Y desde el punto de vista económico, Estado y sector empresarial tienen un común interés: no perder el tren de la IV Revolución Industrial vinculándose a la revolución tecnológica y digital, lo que pasa por hacer de productividad y competitividad los ejes de un crecimiento económico entendido más como desarrollo inclusivo y sostenible que como mera expansión del PIB. Como señala Ana Botín, "necesitamos un nuevo contrato social para construir un mundo más sostenible o dar una educación del siglo XXI son retos que tenemos que afrontar entre todos".

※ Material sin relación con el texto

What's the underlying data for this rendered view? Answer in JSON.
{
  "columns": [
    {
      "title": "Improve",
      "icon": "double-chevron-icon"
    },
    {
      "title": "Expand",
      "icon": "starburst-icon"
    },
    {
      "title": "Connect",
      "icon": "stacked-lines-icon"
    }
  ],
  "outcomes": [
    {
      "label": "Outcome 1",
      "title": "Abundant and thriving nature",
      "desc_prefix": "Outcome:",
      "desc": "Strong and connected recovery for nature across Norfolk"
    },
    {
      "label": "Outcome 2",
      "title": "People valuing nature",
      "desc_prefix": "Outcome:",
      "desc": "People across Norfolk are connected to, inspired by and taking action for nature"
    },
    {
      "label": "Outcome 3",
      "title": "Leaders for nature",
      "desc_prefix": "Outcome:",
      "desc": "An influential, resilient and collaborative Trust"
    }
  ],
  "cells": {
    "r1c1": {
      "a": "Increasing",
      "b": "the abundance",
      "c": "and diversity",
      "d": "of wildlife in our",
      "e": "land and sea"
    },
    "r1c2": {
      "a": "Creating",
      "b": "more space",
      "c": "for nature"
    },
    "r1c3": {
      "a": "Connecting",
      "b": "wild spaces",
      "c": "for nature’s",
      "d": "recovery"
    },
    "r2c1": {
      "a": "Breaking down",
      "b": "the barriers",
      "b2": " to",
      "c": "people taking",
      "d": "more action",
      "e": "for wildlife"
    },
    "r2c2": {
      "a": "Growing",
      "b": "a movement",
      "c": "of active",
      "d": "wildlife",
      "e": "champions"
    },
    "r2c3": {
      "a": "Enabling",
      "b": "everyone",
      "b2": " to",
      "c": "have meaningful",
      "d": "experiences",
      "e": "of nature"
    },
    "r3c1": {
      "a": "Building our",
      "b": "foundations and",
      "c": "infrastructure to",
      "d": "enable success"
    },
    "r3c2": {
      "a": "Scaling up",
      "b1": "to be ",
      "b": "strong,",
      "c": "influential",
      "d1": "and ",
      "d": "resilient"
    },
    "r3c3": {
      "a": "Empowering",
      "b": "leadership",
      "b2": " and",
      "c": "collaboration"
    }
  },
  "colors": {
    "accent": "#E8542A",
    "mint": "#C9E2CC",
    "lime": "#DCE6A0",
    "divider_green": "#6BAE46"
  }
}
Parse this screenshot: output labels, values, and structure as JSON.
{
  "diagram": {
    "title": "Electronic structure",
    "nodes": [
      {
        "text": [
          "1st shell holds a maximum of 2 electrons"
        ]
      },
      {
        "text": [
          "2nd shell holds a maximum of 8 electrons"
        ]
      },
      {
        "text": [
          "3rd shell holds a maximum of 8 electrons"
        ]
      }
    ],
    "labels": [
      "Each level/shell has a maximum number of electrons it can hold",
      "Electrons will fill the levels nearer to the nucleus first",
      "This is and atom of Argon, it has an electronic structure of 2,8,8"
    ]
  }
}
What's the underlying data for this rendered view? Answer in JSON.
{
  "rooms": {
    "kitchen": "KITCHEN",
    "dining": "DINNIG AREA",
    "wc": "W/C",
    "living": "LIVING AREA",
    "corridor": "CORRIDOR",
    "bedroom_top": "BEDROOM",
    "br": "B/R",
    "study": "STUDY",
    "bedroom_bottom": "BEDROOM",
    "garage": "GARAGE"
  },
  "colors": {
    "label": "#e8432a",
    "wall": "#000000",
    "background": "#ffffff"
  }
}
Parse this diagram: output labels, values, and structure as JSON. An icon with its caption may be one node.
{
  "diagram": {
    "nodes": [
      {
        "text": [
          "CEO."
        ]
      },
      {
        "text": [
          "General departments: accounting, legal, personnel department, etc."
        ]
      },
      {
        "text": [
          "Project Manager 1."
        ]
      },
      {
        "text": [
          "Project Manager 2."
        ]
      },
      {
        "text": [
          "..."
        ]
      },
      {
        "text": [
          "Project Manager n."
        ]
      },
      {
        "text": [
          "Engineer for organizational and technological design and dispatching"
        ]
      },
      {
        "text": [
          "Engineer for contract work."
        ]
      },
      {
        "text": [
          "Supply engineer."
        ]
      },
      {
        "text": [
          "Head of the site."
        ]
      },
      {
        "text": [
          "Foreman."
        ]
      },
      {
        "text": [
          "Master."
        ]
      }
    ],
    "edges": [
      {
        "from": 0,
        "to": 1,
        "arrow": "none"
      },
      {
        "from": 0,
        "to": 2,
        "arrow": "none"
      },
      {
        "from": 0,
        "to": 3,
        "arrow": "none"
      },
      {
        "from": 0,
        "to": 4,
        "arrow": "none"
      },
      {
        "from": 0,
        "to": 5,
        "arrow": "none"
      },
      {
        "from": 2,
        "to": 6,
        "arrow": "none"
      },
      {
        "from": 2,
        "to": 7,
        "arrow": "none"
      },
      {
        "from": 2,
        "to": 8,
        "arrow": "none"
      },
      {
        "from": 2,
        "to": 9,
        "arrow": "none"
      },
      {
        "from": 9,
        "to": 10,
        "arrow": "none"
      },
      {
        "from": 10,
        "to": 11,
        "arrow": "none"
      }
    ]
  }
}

Este nuevo pacto es la piedra angular sobre la que construir la Iberoamérica del siglo XXI. La nueva normalidad no podrá ser un puente para regresar a la vieja normalidad, con sus déficit y problemas estructurales que encajonaban y limitaba el desarrollo regional. Ese pacto social es nuestra particular vacuna frente a otros virus que nos acechan sobre los que Motta alertaba en aquella cena: "En nuestra región el populismo y la pobreza son dos de las amenazas más grandes que tenemos que contener. La única manera de ganar estas batallas es mejorando la capacitación de nuestra gente, educándolos y fortalecer sus valores".